М. Фуко: Защитительная речь Бадантера в Труа показалась мне сильной именно в тех пунктах, которые оспорил Жан Лапланш. Но я полагаю, г-н Бадантер, что вы дали тому, что сделали, лишь минимальное толкование. Вы сказали присяжным: "В конечном счете ваша совесть не позволит вам приговорить кого-либо к смерти!" Вы им также сказали: "Вы не знаете этого человека; психиатры ничего не смогли вам о нем сказать, а вы собираетесь приговорить его к смерти!" Вы также критиковали поучительность казни. Однако эти аргументы возможны лишь потому, что уголовное правосудие функционирует не столько в качестве применения закона или кодекса, сколько в качестве своеобразного исправительного механизма, где сталкиваются психология обвиняемого и совесть присяжного. <...>
В большей мере судят преступника, а не преступление.
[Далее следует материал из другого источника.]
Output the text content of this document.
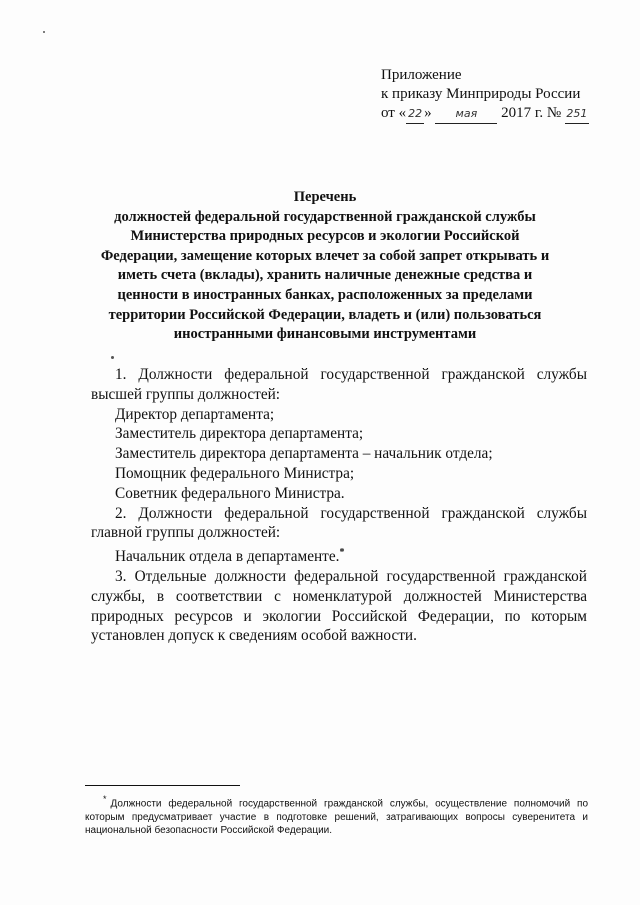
Приложение
к приказу Минприроды России
от « 22 » мая 2017 г. № 251
Перечень
должностей федеральной государственной гражданской службы Министерства природных ресурсов и экологии Российской Федерации, замещение которых влечет за собой запрет открывать и иметь счета (вклады), хранить наличные денежные средства и ценности в иностранных банках, расположенных за пределами территории Российской Федерации, владеть и (или) пользоваться иностранными финансовыми инструментами
1. Должности федеральной государственной гражданской службы
высшей группы должностей:
Директор департамента;
Заместитель директора департамента;
Заместитель директора департамента – начальник отдела;
Помощник федерального Министра;
Советник федерального Министра.
2. Должности федеральной государственной гражданской службы
главной группы должностей:
Начальник отдела в департаменте.*
3. Отдельные должности федеральной государственной гражданской
службы, в соответствии с номенклатурой должностей Министерства
природных ресурсов и экологии Российской Федерации, по которым
установлен допуск к сведениям особой важности.
* Должности федеральной государственной гражданской службы, осуществление полномочий по
которым предусматривает участие в подготовке решений, затрагивающих вопросы суверенитета и
национальной безопасности Российской Федерации.
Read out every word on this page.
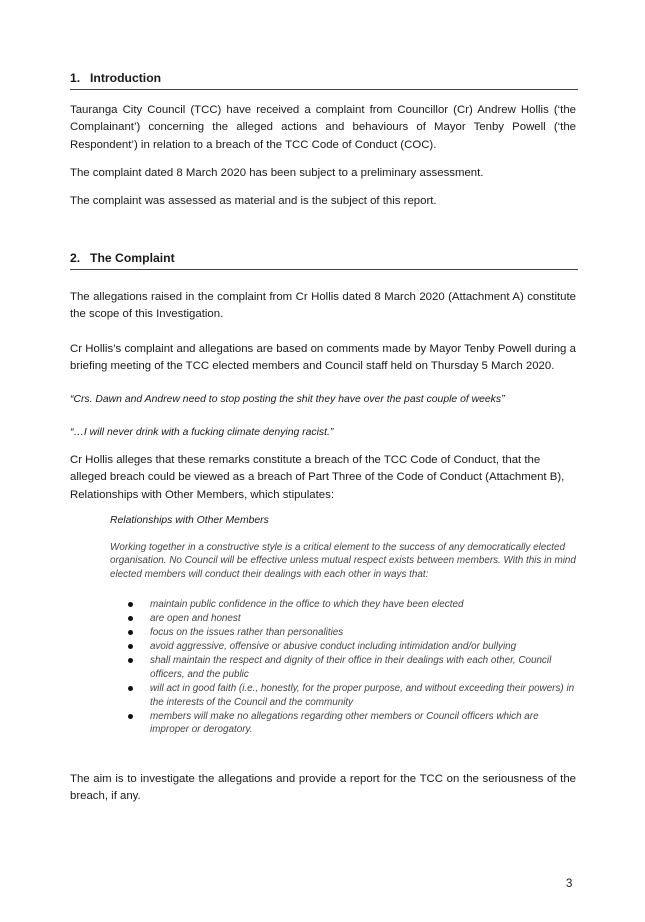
1. Introduction

Tauranga City Council (TCC) have received a complaint from Councillor (Cr) Andrew Hollis (‘the Complainant’) concerning the alleged actions and behaviours of Mayor Tenby Powell (‘the Respondent’) in relation to a breach of the TCC Code of Conduct (COC).

The complaint dated 8 March 2020 has been subject to a preliminary assessment.

The complaint was assessed as material and is the subject of this report.

2. The Complaint

The allegations raised in the complaint from Cr Hollis dated 8 March 2020 (Attachment A) constitute the scope of this Investigation.

Cr Hollis’s complaint and allegations are based on comments made by Mayor Tenby Powell during a briefing meeting of the TCC elected members and Council staff held on Thursday 5 March 2020.

“Crs. Dawn and Andrew need to stop posting the shit they have over the past couple of weeks”
“…I will never drink with a fucking climate denying racist.”

Cr Hollis alleges that these remarks constitute a breach of the TCC Code of Conduct, that the alleged breach could be viewed as a breach of Part Three of the Code of Conduct (Attachment B), Relationships with Other Members, which stipulates:

Relationships with Other Members

Working together in a constructive style is a critical element to the success of any democratically elected organisation. No Council will be effective unless mutual respect exists between members. With this in mind elected members will conduct their dealings with each other in ways that:

maintain public confidence in the office to which they have been elected
are open and honest
focus on the issues rather than personalities
avoid aggressive, offensive or abusive conduct including intimidation and/or bullying
shall maintain the respect and dignity of their office in their dealings with each other, Council officers, and the public
will act in good faith (i.e., honestly, for the proper purpose, and without exceeding their powers) in the interests of the Council and the community
members will make no allegations regarding other members or Council officers which are improper or derogatory.

The aim is to investigate the allegations and provide a report for the TCC on the seriousness of the breach, if any.

3
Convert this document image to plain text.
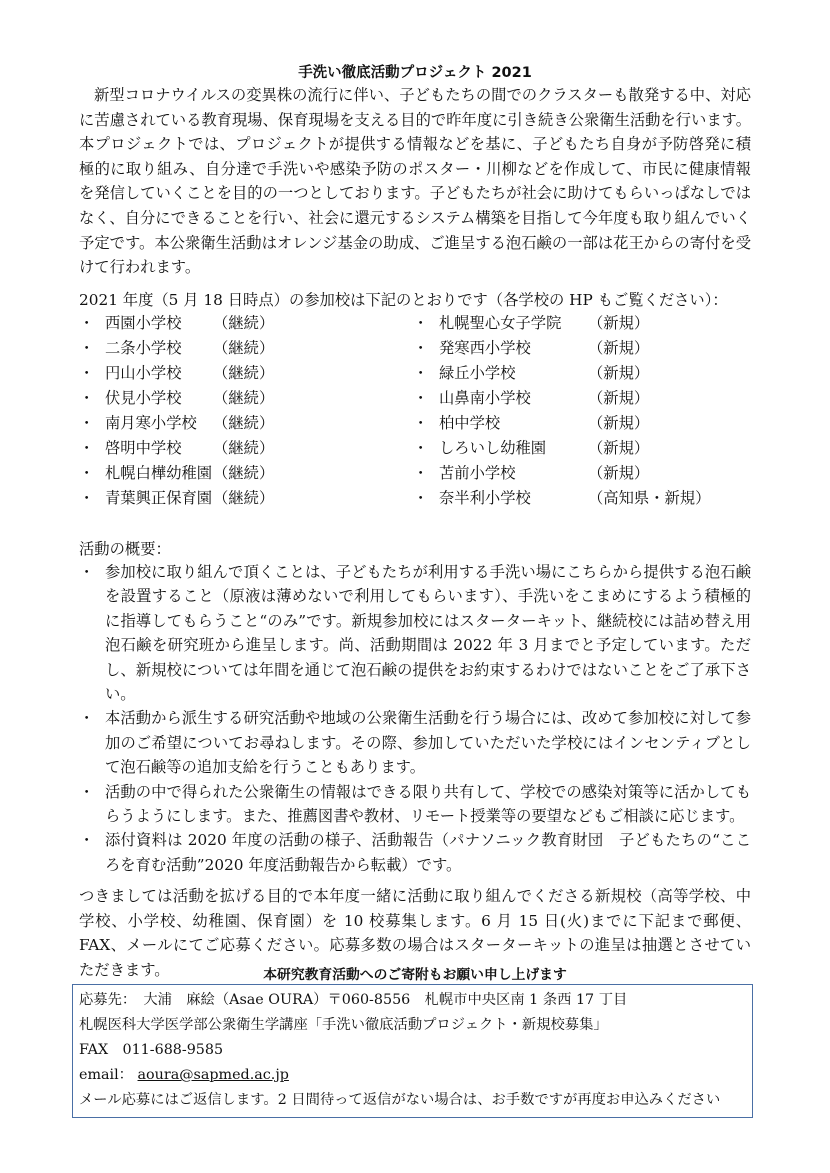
手洗い徹底活動プロジェクト 2021
新型コロナウイルスの変異株の流行に伴い、子どもたちの間でのクラスターも散発する中、対応に苦慮されている教育現場、保育現場を支える目的で昨年度に引き続き公衆衛生活動を行います。本プロジェクトでは、プロジェクトが提供する情報などを基に、子どもたち自身が予防啓発に積極的に取り組み、自分達で手洗いや感染予防のポスター・川柳などを作成して、市民に健康情報を発信していくことを目的の一つとしております。子どもたちが社会に助けてもらいっぱなしではなく、自分にできることを行い、社会に還元するシステム構築を目指して今年度も取り組んでいく予定です。本公衆衛生活動はオレンジ基金の助成、ご進呈する泡石鹸の一部は花王からの寄付を受けて行われます。
2021 年度（5 月 18 日時点）の参加校は下記のとおりです（各学校の HP もご覧ください）：
・ 西園小学校 （継続）
・ 二条小学校 （継続）
・ 円山小学校 （継続）
・ 伏見小学校 （継続）
・ 南月寒小学校 （継続）
・ 啓明中学校 （継続）
・ 札幌白樺幼稚園 （継続）
・ 青葉興正保育園 （継続）
・ 札幌聖心女子学院 （新規）
・ 発寒西小学校	（新規）
・ 緑丘小学校	（新規）
・ 山鼻南小学校	（新規）
・ 柏中学校	（新規）
・ しろいし幼稚園	（新規）
・ 苫前小学校	（新規）
・ 奈半利小学校	（高知県・新規）
活動の概要：
・ 参加校に取り組んで頂くことは、子どもたちが利用する手洗い場にこちらから提供する泡石鹸を設置すること（原液は薄めないで利用してもらいます）、手洗いをこまめにするよう積極的に指導してもらうこと“のみ”です。新規参加校にはスターターキット、継続校には詰め替え用泡石鹸を研究班から進呈します。尚、活動期間は 2022 年 3 月までと予定しています。ただし、新規校については年間を通じて泡石鹸の提供をお約束するわけではないことをご了承下さい。
・ 本活動から派生する研究活動や地域の公衆衛生活動を行う場合には、改めて参加校に対して参加のご希望についてお尋ねします。その際、参加していただいた学校にはインセンティブとして泡石鹸等の追加支給を行うこともあります。
・ 活動の中で得られた公衆衛生の情報はできる限り共有して、学校での感染対策等に活かしてもらうようにします。また、推薦図書や教材、リモート授業等の要望などもご相談に応じます。
・ 添付資料は 2020 年度の活動の様子、活動報告（パナソニック教育財団　子どもたちの“こころを育む活動”2020 年度活動報告から転載）です。
つきましては活動を拡げる目的で本年度一緒に活動に取り組んでくださる新規校（高等学校、中学校、小学校、幼稚園、保育園）を 10 校募集します。6 月 15 日(火)までに下記まで郵便、FAX、メールにてご応募ください。応募多数の場合はスターターキットの進呈は抽選とさせていただきます。	本研究教育活動へのご寄附もお願い申し上げます
応募先：　大浦　麻絵（Asae OURA）〒060-8556　札幌市中央区南 1 条西 17 丁目
札幌医科大学医学部公衆衛生学講座「手洗い徹底活動プロジェクト・新規校募集」
FAX　011-688-9585
email： aoura@sapmed.ac.jp
メール応募にはご返信します。2 日間待って返信がない場合は、お手数ですが再度お申込みください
И знание о [личности] преступника обосновывает то, назначено ему или нет то или иное наказание. Но, неизменно принимая вызов, вы сделали заключение: "Психиатры не сумели поведать нам о Патрике Анри ― нам о нем на самом деле ничего не известно. Поэтому мы не можем его убить".
Безусловно, ваши аргументы были тактически уместны. Но их достоинство состоит прежде всего в том, что вы осознанно использовали логику современной уголовной системы против нее самой. Вы показали, что смертная казнь не может функционировать в рамках такой системы. Но именно об этом и говорит Жан Лапланш, утверждая, что система опасна.
<...>
Р. Бадантер: Но судить страшно! Институт правосудия может функционировать лишь в той мере, в какой он освобождает судью от его страха. Чтобы этого достичь, судья должен знать, во имя каких ценностей он приговаривает или оправдывает. До настоящего времени все было просто. Менялись политические режимы, но не общественные ценности. Судьям было легко. Но сегодня, в меняющемся обществе, от чьего имени и во имя каких ценностей судить?
М. Фуко: Боюсь, опасно, чтобы судьи и дальше судили в одиночестве, избавленные от страха и вопросов о том, от чьего имени они судят, по какому праву, кого судят, каким образом и кто они сами ― те, кто судит. Пусть они обеспокоятся, как обеспокоены мы, обнаруживая, что особого беспокойства они не испытывают. Кризис правосудия только начался. И пусть продолжается.